Dragomir worked for more than a decade with the Open Society Foundations, one of the leading funders of media development (and one frequently accused of propagandising at the expense of repressive regimes). He notes that more than a third of the donors interviewed for Schiffrin’s study said that over half of their media-related grants are meant to promote or support coverage of “designated subject areas”. The intentions may be honorable – who could argue with the ambition of the Sandler Foundation’s funding for media ready to Expose Corruption and Abuse To Produce Systemic Reform – and it may fall short of propaganda, but in some ways this reality is both predictable and defensible.
Just as private donors like Pierre Omidyar have tech development’s approach to investment hardwired into their strategies, media funding by state and institutional donors comes attached to the global aid and development agenda. “There is a market failure when it comes to the kind of journalism that can hold power to account and best support an informed society,” media development thought leader James Deane has said. “Market failures which result in negative development outcomes are what the aid system exists to solve.”

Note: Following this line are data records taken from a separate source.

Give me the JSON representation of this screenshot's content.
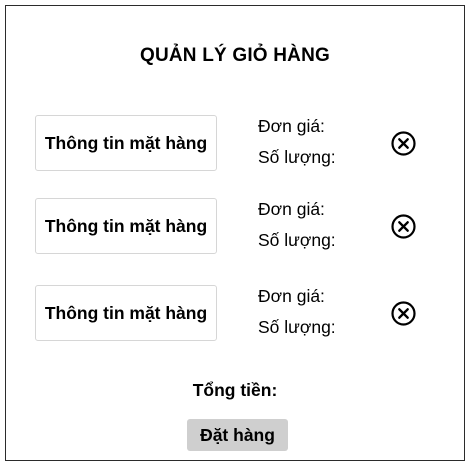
{
  "cart": {
    "title": "QUẢN LÝ GIỎ HÀNG",
    "items": [
      {
        "info_label": "Thông tin mặt hàng",
        "price_label": "Đơn giá:",
        "quantity_label": "Số lượng:",
        "remove_icon": "close-circle-icon"
      },
      {
        "info_label": "Thông tin mặt hàng",
        "price_label": "Đơn giá:",
        "quantity_label": "Số lượng:",
        "remove_icon": "close-circle-icon"
      },
      {
        "info_label": "Thông tin mặt hàng",
        "price_label": "Đơn giá:",
        "quantity_label": "Số lượng:",
        "remove_icon": "close-circle-icon"
      }
    ],
    "total_label": "Tổng tiền:",
    "order_button_label": "Đặt hàng"
  },
  "colors": {
    "button_bg": "#cfcfcf",
    "border": "#2b2b2b",
    "item_border": "#d6d6d6"
  }
}
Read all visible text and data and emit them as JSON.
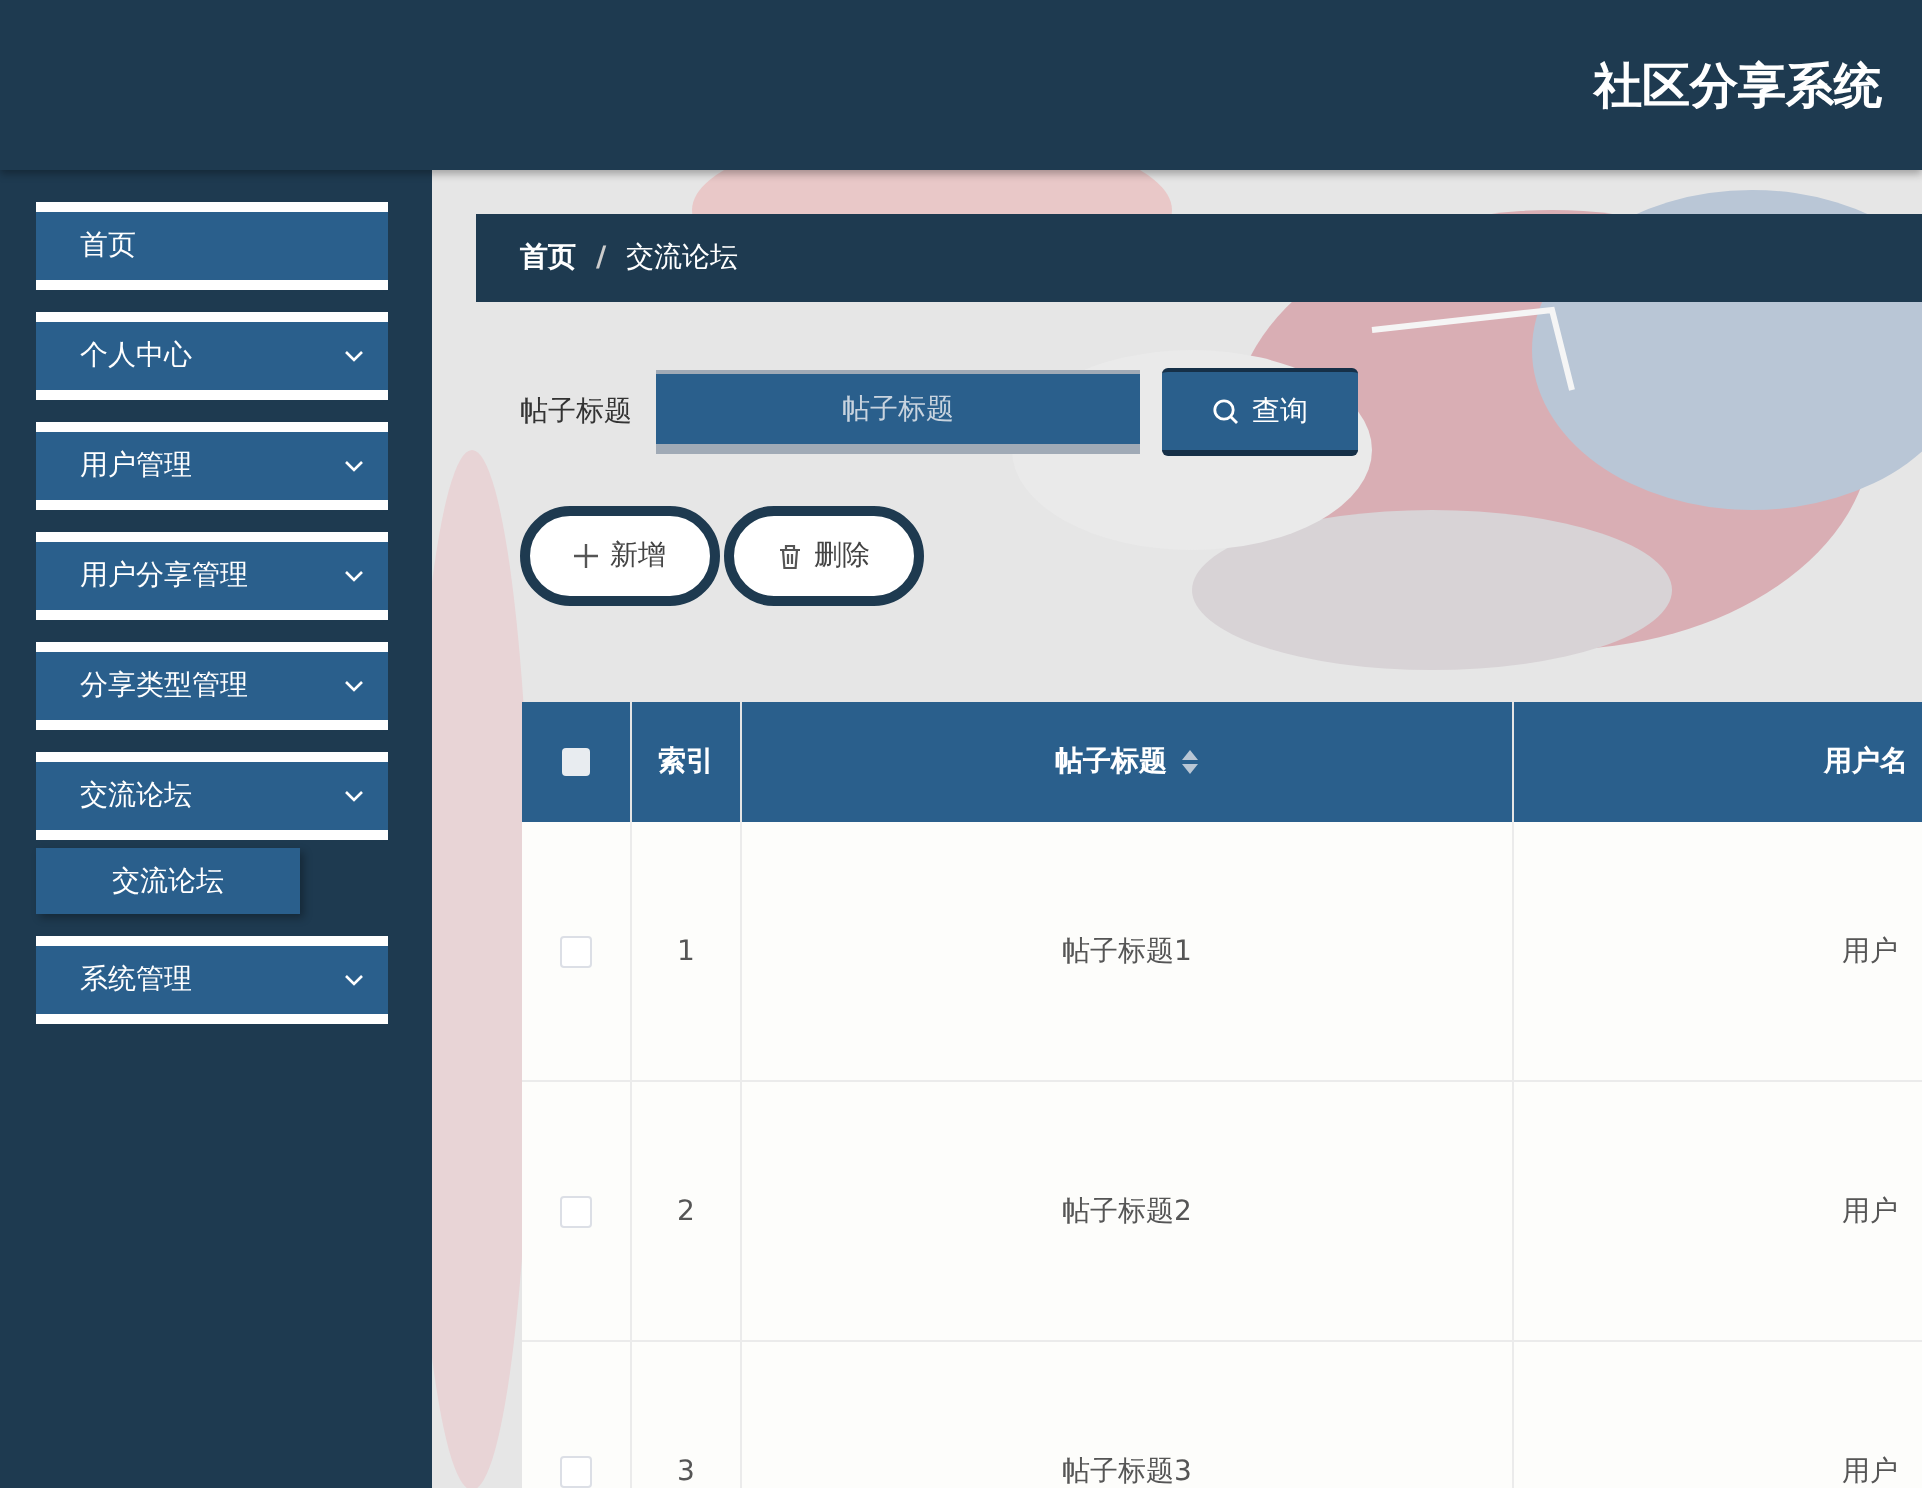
{
  "header": {
    "title": "社区分享系统"
  },
  "sidebar": {
    "items": [
      {
        "label": "首页",
        "expandable": false
      },
      {
        "label": "个人中心",
        "expandable": true
      },
      {
        "label": "用户管理",
        "expandable": true
      },
      {
        "label": "用户分享管理",
        "expandable": true
      },
      {
        "label": "分享类型管理",
        "expandable": true
      },
      {
        "label": "交流论坛",
        "expandable": true,
        "children": [
          {
            "label": "交流论坛"
          }
        ]
      },
      {
        "label": "系统管理",
        "expandable": true
      }
    ]
  },
  "breadcrumb": {
    "items": [
      "首页",
      "交流论坛"
    ],
    "separator": "/"
  },
  "search": {
    "label": "帖子标题",
    "placeholder": "帖子标题",
    "button": "查询"
  },
  "actions": [
    {
      "kind": "add",
      "label": "新增"
    },
    {
      "kind": "delete",
      "label": "删除"
    }
  ],
  "table": {
    "header_checked": false,
    "columns": [
      {
        "kind": "index",
        "label": "索引",
        "sortable": false
      },
      {
        "kind": "title",
        "label": "帖子标题",
        "sortable": true
      },
      {
        "kind": "user",
        "label": "用户名"
      }
    ],
    "rows": [
      {
        "checked": false,
        "cells": [
          "1",
          "帖子标题1",
          "用户"
        ]
      },
      {
        "checked": false,
        "cells": [
          "2",
          "帖子标题2",
          "用户"
        ]
      },
      {
        "checked": false,
        "cells": [
          "3",
          "帖子标题3",
          "用户"
        ]
      }
    ]
  }
}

Here the “market failure” in the media sector is in the inadequate delivery of information of public interest and key to human security. It’s this that has driven funders like the Bill & Melinda Gates Foundation to give media outlets funding for coverage of malaria eradication and a raft of other media led health issues. If Reported.ly didn’t deliver the kind of news that suited First Look’s agenda, there’s no question that the Gates’ much clearer requirements are being met more easily by its grantees.
Among many other media projects, the foundation supports the Innovation in Development Reporting Grant Programme, operated by the European Journalism Centre (EJC). Fairly typical of its kind, the programme aims to enable better coverage of international development issues in Europe, with preference given to innovative, “even experimental reporting, employing state of the art presentation methods and techniques of journalistic storytelling”.
Initiatives like these parallel changes in the focus of media development initiatives in the developing world and in crisis-hit states, led by western state aid & development agencies, notably from Sweden and the United States. Increasingly traditional efforts aimed at building sustainable media systems and institutions have had to give way to the more pressing needs of crises in the Middle East and Africa.
Where these donors have struggled has been in the incorporation of new technology into their work. Academics Indra de Lanerolle & Christopher Wilson among others, have highlighted the “failure of uptake” of this technology, digital tools declined by the very people the tools were intended to assist, demand-led initiatives without a demand. The tools are often deployed based on limited understanding of their intended users in their intended contexts.
Values are brought into question, writes Deane. “Media support initiatives are particularly vulnerable to the charge that they start with a set of assumptions of how they think things ought to work rather than how power, politics and government is in fact organised and how change can be best achieved.”
There perhaps we have it. Donors from funds grounded in the technology sector are struggling with political power relations in media. Government funders from an aid & development sector long acclimatised to politics are struggling with introducing technology . And both are perhaps no nearer to an understanding of the ethical questions that control of resources raises in the development of free and independent journalism.